BrowserTool is a high-performance, cloud-native headless browser sandbox service built with the Go language. It lets you remotely control a headless browser instance that runs in an isolated cloud container using the standard Chrome DevTools Protocol (CDP) over WebSocket. The service is natively compatible with popular automation frameworks such as Puppeteer and Playwright.
Primary use cases
-
AI agent integration: It acts as the "eyes" and "hands" for large language models (LLMs), giving them the ability to perform complex tasks such as web browsing, information extraction, and online operations.
-
Automated testing: You can run end-to-end (E2E) and visual regression tests on demand in the cloud without needing to maintain a local testing environment.
-
Data collection: You can scrape web pages with stability and efficiency, and easily handle dynamic content and anti-scraping challenges.
-
Content generation: You can automatically generate PDFs or screenshots from dynamic web pages or data dashboards for reports and archives.
Core value
-
Fully managed: You do not need to install, configure, or maintain Chrome browsers and their complex dependencies on your servers or local machines.
-
Serverless architecture: The service uses a pay-as-you-go billing model. Its excellent elastic scaling capabilities help you control costs.
-
Native compatibility: You can smoothly migrate your existing Puppeteer or Playwright scripts, usually without any modifications.
Quick start
This guide walks you through the entire process, from creating a service to running your first automation script.

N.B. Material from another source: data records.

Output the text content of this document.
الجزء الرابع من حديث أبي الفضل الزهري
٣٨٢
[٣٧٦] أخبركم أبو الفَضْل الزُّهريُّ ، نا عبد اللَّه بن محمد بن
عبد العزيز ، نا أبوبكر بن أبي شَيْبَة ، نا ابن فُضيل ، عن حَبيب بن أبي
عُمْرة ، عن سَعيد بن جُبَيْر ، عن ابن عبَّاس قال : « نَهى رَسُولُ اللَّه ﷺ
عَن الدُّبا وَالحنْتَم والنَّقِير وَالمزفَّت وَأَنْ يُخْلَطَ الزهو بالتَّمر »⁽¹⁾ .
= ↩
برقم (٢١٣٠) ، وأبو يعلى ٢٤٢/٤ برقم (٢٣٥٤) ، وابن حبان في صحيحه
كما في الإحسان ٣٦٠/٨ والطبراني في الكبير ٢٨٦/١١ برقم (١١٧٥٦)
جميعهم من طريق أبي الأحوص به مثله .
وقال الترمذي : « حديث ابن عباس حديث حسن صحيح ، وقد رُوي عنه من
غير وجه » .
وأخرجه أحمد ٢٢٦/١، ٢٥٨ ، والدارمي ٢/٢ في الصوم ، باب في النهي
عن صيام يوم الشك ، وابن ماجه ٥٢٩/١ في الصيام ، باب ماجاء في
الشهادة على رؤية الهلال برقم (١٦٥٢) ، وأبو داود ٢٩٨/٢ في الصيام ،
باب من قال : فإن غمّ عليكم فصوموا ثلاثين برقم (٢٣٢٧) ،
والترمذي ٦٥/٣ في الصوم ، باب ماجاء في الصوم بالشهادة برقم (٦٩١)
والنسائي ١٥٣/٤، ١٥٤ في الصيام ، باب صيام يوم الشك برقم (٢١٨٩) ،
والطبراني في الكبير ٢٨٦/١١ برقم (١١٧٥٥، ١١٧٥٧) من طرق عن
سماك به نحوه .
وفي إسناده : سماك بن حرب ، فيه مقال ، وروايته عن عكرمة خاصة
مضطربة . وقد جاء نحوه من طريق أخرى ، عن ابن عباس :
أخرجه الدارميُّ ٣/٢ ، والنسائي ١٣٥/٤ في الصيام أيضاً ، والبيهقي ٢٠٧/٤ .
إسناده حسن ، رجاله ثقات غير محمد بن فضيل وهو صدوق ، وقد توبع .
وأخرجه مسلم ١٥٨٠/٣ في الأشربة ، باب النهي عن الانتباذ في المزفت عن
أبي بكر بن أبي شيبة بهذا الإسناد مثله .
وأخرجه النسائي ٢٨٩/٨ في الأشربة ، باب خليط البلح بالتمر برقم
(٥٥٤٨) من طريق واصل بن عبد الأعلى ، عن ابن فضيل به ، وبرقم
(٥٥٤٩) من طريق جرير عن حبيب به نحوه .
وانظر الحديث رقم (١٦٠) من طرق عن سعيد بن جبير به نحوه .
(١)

Step 1: Create a BrowserTool service
-
Log on to the AgentRun console.
-
The first time you use the service, you are prompted to grant the AgentRun service-linked role (
AliyunServiceRoleForAgentRun) to your Alibaba Cloud account. Follow the on-screen instructions to complete the authorization. This step is required for the service to function correctly. -
On the Runtimes and Sandboxes tab, select Sandbox. Click Create Sandbox Template, select Browser Sandbox, and then click Create Now to create the BrowserTool service.
You can also create the service using OpenAPI or an SDK.
-
OpenAPI documentation: CreateBrowser API
-
SDKs for multiple languages: AgentRun SDK Center
Step 2: Get the connection endpoint
-
After the service is created, find the BrowserTool service in the service list on the console. Click the service to open the Details page.
-
On the VNC Debugging tab on the details page, click Create Sandbox.
-
After the sandbox is created, a WebSocket endpoint (CDP Endpoint) for automated connections is provided. You can copy it directly from the console. The endpoint format is similar to the following:
wss://1234567890.agentrun-data.ap-southeast-1.aliyuncs.com/sandboxes/br-abcdef123456/ws/automation?tenantId=1234567890
Step 3: Connect and run an automation script
Use the full connection endpoint URL from the previous step in your automation framework script to connect to BrowserTool and run your task.
Puppeteer connection example
const puppeteer = require('puppeteer-core');
// Obtain this endpoint from the BrowserTool service details page.
const BROWSERTOOL_CDP_ENDPOINT = 'wss://{accountID}.agentrun-data.ap-southeast-1.aliyuncs.com/sandboxes/{sandboxID}/ws/automation?tenantId={accountID}';
async function main() {
const browser = await puppeteer.connect({
browserWSEndpoint: BROWSERTOOL_CDP_ENDPOINT,
});
const page = await browser.newPage();
await page.goto('https://example.com');
await page.screenshot({ path: 'example.png' });
console.log('Screenshot taken!');
await browser.close();
}
main();
Playwright connection example
const { chromium } = require('playwright-core');
// Obtain this endpoint from the BrowserTool service details page.
const BROWSERTOOL_CDP_ENDPOINT = 'wss://{accountID}.agentrun-data.ap-southeast-1.aliyuncs.com/sandboxes/{sandboxId}/ws/automation?tenantId={accountID}';
async function main() {
const browser = await chromium.connectOverCDP({
endpointURL: BROWSERTOOL_CDP_ENDPOINT,
});
const page = await browser.newPage();
await page.goto('https://example.com');
await page.screenshot({ path: 'example.png' });
console.log('Screenshot taken!');
await browser.close();
}
main();
Feature guide
WebSocket automation endpoints
BrowserTool provides two main WebSocket endpoints for different automation scenarios.
-
CDP automation endpoint (/ws/automation)
This endpoint is for browser automation and is compatible with Puppeteer and Playwright. The endpoint format is as follows:
wss://{accountID}.agentrun-data.ap-southeast-1.aliyuncs.com/sandboxes/{sandboxId}/ws/automation?tenantId={accountID}You can use the
wscattool to interact directly with the CDP endpoint and send raw CDP commands for debugging.# Install wscat npm install -g wscat # Connect to the CDP proxy wscat -c "wss://{accountID}.agentrun-data.ap-southeast-1.aliyuncs.com/sandboxes/{sandboxID}/ws/automation/?tenantId={accountID}" # Send a CDP command {"id":1,"method":"Runtime.evaluate","params":{"expression":"navigator.userAgent"}} -
VNC live stream endpoint (/ws/livestream)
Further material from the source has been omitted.